Even the bandit camps you found often had some small story behind them, if one bothered to read about it. That is what i mean, little tibits of info, going about the city and finding new sidequests in form of little events that just happen where you are going through. That is what made the W3 world feel so great. Not endlessly repetitive ativities.
It did initially, yes. At around my 3rd play through it stopped feeling quite so alive.
People casually strolling about loses a lot of it's meaning when it's all they really do in the game world. This is what I meant with filling the city to the brim with crowds of NPC's. Yes, graphically they make the area appear active. Functionally they don't if you cannot interact with them. Functionally they're a herd of sheep roaming around aimlessly, so to speak. Just think of how many individuals in the herd you will never interact with for any reason whatsoever. Best case they're a collection of pixels on the screen. Worst case they're a door jam.

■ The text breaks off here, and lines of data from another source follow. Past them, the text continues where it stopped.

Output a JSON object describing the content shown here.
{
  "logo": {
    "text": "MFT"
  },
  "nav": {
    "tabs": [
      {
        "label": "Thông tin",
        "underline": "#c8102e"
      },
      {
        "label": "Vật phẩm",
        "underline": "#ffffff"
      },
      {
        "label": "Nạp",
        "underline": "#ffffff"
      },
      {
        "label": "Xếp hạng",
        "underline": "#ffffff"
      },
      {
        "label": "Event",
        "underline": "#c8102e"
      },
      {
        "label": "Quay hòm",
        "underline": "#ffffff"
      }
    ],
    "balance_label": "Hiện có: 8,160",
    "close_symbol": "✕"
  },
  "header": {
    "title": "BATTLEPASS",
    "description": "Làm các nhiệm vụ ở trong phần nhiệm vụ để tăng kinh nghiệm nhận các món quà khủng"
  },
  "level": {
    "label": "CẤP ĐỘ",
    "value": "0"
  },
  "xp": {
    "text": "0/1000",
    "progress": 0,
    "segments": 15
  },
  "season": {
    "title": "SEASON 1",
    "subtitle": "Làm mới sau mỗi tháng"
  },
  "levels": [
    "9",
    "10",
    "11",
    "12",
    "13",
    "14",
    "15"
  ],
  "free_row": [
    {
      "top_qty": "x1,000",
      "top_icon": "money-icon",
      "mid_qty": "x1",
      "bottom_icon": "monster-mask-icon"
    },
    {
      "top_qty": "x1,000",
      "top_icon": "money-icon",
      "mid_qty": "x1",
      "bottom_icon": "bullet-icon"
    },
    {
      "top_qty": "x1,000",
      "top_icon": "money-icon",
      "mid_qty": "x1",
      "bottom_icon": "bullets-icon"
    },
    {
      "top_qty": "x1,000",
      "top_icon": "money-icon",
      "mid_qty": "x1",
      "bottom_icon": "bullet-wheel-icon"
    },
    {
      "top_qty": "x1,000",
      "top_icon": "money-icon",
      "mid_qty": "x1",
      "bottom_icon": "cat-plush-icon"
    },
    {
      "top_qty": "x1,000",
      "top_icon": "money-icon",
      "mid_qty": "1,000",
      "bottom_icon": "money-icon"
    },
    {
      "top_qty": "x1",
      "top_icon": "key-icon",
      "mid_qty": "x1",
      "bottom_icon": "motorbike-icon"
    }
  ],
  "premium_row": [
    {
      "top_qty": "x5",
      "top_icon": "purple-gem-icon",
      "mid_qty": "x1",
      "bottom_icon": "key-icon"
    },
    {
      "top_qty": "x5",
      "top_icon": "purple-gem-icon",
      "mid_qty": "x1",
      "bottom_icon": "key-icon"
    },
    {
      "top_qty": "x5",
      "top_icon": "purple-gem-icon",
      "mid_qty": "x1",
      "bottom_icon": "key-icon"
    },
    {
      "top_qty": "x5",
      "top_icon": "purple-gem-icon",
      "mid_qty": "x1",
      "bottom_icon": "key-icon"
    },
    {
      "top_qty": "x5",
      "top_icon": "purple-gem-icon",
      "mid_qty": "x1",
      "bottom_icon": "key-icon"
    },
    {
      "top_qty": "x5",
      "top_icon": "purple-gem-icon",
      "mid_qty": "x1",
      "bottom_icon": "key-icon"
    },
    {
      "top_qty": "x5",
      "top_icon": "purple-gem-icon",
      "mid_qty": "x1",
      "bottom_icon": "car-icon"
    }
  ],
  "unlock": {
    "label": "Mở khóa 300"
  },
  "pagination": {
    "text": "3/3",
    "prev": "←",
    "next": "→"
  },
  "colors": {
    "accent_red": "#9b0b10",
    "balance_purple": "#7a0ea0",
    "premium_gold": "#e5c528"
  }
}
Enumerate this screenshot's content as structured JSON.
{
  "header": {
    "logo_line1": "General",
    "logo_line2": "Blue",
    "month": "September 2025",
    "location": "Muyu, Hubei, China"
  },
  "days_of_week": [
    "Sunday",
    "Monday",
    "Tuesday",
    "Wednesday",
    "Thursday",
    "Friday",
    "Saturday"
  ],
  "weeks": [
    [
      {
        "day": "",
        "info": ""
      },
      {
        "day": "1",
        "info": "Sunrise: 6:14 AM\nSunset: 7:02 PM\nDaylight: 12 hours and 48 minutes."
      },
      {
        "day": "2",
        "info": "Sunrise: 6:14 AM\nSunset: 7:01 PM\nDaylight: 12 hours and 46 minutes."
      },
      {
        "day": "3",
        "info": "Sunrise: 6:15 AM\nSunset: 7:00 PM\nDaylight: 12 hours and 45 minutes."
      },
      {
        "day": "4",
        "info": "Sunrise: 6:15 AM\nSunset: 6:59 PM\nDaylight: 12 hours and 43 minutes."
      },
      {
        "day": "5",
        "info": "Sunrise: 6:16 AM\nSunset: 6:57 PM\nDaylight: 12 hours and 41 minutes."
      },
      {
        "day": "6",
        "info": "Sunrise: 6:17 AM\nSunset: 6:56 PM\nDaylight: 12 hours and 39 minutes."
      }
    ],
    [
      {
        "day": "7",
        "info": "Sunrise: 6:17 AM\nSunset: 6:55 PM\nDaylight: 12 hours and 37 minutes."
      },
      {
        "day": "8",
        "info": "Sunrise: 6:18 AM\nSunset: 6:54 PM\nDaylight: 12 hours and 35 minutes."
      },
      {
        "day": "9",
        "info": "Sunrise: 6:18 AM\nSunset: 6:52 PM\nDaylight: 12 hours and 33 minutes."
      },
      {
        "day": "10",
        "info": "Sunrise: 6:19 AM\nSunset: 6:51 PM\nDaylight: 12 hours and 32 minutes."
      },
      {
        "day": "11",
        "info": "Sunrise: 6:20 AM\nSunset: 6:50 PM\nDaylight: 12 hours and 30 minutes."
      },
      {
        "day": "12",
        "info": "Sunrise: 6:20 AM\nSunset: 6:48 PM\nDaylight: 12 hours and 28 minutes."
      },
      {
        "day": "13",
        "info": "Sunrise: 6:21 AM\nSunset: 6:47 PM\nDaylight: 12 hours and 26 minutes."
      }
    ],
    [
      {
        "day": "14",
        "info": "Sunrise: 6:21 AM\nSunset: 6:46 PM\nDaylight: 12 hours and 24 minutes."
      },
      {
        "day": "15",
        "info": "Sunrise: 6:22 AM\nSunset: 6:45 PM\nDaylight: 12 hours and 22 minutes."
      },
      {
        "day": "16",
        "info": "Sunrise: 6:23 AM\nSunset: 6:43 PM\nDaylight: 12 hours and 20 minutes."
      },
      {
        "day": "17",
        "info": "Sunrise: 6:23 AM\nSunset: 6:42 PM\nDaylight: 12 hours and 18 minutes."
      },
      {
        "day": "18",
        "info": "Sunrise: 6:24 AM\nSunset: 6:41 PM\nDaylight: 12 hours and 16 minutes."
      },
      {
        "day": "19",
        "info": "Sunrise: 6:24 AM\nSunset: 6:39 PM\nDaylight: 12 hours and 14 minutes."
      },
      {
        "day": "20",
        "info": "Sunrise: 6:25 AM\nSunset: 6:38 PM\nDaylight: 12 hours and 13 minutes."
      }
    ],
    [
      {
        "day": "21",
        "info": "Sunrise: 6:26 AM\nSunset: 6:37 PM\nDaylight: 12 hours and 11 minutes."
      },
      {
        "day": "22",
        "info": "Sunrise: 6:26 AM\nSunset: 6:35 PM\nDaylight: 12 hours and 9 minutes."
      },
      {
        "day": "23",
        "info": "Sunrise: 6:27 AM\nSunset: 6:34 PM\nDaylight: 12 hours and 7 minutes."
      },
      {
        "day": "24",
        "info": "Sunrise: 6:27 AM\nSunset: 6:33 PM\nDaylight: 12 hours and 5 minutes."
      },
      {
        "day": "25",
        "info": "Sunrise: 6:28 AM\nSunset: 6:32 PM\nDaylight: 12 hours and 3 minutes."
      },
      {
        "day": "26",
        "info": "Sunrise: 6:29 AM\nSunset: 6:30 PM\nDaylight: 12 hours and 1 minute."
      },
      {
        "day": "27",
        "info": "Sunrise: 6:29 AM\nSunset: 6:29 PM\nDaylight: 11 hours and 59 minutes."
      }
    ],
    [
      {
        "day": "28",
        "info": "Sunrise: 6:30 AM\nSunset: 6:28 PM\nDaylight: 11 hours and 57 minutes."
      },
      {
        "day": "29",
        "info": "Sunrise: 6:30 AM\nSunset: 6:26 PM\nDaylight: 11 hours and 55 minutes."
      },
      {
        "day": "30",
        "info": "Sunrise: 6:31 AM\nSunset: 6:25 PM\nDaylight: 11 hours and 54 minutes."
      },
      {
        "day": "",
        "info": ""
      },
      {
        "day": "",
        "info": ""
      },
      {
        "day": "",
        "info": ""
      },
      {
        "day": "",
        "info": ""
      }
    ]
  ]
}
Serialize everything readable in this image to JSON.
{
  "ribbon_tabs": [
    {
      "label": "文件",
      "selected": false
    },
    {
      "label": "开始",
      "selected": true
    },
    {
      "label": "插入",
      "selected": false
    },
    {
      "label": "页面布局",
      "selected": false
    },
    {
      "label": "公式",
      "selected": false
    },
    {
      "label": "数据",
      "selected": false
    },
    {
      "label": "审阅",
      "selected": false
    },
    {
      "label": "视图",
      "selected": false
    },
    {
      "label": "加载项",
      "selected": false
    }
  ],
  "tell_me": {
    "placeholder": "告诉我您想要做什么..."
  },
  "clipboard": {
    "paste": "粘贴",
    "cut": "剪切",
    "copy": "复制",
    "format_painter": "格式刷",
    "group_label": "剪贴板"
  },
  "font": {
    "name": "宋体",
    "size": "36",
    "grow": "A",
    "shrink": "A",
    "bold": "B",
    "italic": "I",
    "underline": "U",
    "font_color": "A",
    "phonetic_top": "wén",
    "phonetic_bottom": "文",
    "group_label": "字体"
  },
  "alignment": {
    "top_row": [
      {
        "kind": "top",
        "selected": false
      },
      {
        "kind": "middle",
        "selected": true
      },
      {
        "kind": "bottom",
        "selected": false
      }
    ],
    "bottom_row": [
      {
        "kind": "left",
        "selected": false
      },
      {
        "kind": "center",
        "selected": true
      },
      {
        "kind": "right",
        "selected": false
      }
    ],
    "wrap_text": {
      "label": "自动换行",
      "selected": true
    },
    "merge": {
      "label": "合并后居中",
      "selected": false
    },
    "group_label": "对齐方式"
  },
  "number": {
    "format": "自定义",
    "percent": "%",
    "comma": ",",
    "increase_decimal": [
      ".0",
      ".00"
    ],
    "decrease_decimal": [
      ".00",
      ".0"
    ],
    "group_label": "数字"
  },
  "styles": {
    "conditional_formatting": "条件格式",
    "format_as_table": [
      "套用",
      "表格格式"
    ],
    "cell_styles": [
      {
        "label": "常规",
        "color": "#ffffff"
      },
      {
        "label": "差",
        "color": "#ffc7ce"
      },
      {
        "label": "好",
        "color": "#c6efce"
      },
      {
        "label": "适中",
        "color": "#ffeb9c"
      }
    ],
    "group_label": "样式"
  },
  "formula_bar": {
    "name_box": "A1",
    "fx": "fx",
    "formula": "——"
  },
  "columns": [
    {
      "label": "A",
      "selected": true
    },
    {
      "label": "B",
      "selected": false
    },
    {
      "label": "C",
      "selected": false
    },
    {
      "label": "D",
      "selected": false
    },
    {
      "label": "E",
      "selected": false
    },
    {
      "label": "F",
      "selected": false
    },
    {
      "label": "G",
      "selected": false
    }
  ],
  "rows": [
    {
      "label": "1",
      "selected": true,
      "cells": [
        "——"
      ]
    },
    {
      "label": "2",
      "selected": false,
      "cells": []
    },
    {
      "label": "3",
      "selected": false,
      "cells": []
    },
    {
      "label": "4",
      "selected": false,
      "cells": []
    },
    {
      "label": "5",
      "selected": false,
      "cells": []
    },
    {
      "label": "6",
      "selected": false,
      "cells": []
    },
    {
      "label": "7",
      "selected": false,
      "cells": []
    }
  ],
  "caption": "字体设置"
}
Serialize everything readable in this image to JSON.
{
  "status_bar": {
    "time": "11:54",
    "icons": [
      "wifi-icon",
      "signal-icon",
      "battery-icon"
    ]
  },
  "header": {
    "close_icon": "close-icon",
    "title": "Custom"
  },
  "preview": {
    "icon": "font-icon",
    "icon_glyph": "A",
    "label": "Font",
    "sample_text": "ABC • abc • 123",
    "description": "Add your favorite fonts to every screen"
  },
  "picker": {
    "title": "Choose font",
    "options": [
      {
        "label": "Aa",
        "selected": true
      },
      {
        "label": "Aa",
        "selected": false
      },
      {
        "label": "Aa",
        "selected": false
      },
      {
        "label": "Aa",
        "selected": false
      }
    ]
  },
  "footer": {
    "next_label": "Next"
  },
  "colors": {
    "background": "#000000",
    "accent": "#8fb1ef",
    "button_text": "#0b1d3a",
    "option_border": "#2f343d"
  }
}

A good counter-example of "empty world syndrome" would be a game like KCD, in my opinion. At every turn there was stuff to do in the game. Stuff outside of the main or side quest content. Hunting, archery contests, tournaments, dice at virtually every tavern (Farkle I believe it was called), fist fights, a horse race, random encounters on the road, being taught to fight properly by Bernard. Hell, you could talk directly to virtually every NPC in the game world. The dialogue might be somewhat generic Q and A but you could at least interact with the NPC's. They were not just there. Furthermore, the generic Q and A was at least pertinent to current events in the game world.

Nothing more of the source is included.